"Dating back many years, it has been recognized that women are underrepresented in academic medicine. In 2008, the same year I began medical school-and after a degree in languages as well as my time in the workplace-the BMA published a detailed report on women in clinical academia. Across the range of metrics, women were unsurprisingly underrepresented in the field, including only 11 percent of professorial positions held by female clinical academics."
"For example, in the US, the number of female full professors increased from 21 percent in 2013 to 29 percent in 2023. In the UK, we need to set this against the recent description of a crisis in academic medicine. Medical academics have decreased from 4.7 percent to 3.4 percent of consultants between 2009 and 2024, and early-career researchers (a description which includes my current role as a clinical lecturer) decreased by nearly 29 percent since 2015."
Women remain markedly underrepresented in academic medicine, with historically low proportions in professorial positions. A 2008 BMA report found only 11 percent of professorial posts held by female clinical academics.

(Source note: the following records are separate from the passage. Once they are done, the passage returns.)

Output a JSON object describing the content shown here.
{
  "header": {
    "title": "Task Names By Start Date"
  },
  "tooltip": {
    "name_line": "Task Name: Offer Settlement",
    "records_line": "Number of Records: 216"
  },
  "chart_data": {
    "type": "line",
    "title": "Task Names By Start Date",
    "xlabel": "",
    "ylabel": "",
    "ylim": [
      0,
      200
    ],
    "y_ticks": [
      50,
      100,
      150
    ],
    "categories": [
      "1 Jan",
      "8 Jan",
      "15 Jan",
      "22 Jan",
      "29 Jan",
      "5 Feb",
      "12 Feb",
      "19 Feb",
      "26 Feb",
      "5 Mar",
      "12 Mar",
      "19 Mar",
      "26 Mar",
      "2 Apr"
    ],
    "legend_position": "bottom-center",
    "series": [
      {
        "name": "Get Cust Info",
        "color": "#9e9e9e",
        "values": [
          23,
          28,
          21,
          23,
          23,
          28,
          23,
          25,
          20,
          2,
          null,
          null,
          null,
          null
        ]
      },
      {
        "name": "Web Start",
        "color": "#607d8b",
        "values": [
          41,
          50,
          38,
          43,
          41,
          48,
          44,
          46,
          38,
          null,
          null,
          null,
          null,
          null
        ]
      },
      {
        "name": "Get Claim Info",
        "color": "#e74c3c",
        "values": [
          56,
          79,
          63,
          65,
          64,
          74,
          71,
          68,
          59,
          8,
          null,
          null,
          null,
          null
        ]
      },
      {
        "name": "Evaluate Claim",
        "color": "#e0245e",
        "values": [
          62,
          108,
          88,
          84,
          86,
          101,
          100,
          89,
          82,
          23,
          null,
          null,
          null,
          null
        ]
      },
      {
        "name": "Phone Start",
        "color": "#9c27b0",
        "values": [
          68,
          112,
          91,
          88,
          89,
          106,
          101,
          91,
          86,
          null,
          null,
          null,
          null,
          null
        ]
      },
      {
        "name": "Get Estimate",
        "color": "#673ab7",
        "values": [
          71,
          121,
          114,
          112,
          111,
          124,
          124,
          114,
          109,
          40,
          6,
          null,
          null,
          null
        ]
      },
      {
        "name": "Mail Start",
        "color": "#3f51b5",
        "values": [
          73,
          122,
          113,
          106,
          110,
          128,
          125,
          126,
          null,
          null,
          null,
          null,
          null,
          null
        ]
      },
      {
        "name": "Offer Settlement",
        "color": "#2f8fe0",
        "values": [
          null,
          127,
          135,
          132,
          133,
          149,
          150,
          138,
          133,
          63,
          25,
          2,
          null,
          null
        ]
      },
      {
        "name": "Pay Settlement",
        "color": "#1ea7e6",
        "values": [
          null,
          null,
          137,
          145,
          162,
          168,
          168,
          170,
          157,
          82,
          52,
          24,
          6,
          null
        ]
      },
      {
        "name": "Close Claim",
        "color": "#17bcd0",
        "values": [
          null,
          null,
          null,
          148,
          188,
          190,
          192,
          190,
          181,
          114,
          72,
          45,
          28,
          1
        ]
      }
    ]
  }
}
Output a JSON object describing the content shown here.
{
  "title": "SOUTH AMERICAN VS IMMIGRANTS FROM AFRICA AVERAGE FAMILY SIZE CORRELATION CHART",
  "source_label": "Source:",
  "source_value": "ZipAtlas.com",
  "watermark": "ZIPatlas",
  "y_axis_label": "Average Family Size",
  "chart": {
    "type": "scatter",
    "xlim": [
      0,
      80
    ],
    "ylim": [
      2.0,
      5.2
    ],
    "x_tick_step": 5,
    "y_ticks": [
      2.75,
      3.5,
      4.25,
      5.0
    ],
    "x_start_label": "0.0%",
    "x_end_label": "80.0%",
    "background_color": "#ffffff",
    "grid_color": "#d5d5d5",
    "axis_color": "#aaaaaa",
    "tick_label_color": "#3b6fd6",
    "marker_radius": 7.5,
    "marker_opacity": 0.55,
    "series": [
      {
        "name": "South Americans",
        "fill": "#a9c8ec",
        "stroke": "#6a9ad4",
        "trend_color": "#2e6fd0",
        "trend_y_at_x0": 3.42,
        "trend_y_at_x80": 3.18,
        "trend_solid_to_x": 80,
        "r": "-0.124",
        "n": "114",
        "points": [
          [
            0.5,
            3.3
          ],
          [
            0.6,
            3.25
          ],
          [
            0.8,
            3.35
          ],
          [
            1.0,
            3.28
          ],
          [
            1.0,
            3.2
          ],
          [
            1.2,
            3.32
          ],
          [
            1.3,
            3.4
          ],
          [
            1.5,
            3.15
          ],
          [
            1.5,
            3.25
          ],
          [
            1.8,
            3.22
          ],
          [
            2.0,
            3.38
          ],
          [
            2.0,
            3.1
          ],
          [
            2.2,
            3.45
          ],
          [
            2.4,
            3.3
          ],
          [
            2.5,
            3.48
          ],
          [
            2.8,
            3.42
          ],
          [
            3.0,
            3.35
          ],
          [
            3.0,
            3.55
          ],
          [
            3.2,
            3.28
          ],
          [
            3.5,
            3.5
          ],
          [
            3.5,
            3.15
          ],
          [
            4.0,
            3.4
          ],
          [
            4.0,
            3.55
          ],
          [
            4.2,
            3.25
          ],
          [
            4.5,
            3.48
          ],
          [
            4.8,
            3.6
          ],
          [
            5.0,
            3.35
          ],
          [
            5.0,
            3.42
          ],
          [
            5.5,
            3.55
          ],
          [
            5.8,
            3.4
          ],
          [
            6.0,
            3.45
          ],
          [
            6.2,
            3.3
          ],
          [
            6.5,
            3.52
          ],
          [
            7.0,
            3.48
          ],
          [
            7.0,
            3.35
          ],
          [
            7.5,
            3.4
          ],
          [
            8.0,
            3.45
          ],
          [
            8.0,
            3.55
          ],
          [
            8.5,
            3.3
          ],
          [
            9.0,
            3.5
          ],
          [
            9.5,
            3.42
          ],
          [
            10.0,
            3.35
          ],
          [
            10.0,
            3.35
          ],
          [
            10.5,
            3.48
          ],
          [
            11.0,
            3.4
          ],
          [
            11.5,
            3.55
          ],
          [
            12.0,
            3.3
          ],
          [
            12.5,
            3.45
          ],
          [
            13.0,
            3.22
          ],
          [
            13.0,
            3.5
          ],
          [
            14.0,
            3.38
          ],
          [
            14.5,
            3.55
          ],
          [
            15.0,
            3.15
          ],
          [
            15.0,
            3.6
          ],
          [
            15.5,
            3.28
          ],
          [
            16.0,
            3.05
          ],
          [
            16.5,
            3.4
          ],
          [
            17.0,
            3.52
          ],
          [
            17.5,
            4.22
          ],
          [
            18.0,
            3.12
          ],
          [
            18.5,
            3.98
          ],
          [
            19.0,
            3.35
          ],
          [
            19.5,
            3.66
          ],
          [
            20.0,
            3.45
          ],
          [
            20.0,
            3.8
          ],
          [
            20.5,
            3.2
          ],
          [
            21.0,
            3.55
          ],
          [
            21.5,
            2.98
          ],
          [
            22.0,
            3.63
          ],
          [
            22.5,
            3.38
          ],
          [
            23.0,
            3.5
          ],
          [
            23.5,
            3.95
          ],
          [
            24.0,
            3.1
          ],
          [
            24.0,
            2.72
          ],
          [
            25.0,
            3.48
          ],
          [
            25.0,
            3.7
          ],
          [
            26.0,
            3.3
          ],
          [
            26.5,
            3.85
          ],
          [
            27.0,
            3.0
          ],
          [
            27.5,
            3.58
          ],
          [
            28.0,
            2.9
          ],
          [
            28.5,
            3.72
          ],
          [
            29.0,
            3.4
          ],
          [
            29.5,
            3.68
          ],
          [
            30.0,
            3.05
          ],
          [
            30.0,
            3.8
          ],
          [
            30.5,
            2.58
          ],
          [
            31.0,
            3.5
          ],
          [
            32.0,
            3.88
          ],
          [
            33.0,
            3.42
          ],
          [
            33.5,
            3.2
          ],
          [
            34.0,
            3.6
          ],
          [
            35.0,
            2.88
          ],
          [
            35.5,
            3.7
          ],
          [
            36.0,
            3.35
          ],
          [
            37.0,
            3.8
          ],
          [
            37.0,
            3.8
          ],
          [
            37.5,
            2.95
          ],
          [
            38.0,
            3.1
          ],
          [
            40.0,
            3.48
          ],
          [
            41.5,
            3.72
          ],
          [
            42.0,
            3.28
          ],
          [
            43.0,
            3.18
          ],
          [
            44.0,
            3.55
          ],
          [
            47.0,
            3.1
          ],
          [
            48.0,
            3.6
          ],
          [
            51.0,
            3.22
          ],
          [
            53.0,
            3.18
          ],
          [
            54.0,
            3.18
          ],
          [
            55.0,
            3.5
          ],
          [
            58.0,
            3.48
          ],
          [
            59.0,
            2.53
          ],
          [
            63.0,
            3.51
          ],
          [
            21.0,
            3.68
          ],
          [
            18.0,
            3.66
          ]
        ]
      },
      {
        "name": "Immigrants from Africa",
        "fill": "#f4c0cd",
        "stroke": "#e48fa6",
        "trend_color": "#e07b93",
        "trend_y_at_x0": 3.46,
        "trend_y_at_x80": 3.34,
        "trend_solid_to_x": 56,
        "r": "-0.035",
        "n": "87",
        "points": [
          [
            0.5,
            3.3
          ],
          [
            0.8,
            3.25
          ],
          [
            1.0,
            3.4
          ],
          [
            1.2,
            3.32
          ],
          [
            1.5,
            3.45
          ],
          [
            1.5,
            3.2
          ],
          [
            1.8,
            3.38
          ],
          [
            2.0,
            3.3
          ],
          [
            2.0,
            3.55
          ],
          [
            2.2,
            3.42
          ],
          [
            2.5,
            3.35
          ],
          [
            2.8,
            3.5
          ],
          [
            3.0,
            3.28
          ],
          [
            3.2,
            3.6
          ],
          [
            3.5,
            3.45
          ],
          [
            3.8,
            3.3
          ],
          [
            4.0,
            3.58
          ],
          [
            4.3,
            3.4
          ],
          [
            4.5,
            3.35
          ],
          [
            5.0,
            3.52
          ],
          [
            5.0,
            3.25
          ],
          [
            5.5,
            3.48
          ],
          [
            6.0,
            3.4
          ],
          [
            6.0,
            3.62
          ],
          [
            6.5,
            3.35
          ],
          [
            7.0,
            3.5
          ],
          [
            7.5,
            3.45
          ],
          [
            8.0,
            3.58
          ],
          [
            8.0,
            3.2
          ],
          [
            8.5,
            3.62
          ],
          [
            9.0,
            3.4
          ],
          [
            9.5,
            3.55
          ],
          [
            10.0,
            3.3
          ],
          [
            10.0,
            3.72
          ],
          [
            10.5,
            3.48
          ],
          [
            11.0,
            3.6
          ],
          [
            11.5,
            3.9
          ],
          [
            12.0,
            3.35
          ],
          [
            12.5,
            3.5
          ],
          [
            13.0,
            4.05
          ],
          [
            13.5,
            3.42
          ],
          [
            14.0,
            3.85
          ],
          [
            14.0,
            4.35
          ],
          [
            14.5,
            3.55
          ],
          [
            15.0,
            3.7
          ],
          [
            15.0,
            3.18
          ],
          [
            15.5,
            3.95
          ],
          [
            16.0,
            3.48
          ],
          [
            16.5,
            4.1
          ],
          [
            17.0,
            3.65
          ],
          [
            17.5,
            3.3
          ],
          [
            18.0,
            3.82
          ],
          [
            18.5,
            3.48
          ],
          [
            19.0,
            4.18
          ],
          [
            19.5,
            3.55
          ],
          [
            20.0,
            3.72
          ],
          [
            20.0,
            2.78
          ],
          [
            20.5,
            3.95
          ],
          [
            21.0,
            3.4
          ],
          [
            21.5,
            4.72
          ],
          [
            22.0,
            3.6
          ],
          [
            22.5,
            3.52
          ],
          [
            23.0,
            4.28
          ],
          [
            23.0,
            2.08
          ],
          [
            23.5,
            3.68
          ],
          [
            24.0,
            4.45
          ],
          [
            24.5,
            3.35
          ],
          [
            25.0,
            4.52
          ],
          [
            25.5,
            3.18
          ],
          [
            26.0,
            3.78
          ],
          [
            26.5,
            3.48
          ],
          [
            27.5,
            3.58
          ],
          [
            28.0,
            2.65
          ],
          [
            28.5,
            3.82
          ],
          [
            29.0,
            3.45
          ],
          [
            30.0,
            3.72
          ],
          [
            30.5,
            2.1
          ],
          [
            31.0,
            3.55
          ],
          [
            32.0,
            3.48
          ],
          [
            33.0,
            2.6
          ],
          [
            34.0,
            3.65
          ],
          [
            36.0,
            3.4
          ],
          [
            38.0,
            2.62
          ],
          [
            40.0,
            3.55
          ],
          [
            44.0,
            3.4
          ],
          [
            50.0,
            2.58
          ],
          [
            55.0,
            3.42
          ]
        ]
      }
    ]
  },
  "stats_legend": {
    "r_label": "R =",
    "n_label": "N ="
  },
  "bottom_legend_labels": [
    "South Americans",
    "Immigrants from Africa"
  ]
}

US female full professors rose from 21 percent in 2013 to 29 percent in 2023, showing improvement but persistent inequity. In the UK, medical academics fell from 4.7 percent to 3.4 percent of consultants between 2009 and 2024, while early-career researchers declined nearly 29 percent since 2015. Drivers include precarious funding, limited job opportunities, and absent national strategies to value research careers. Cultural burdens such as imposter syndrome and the "womanload" compound career progression barriers.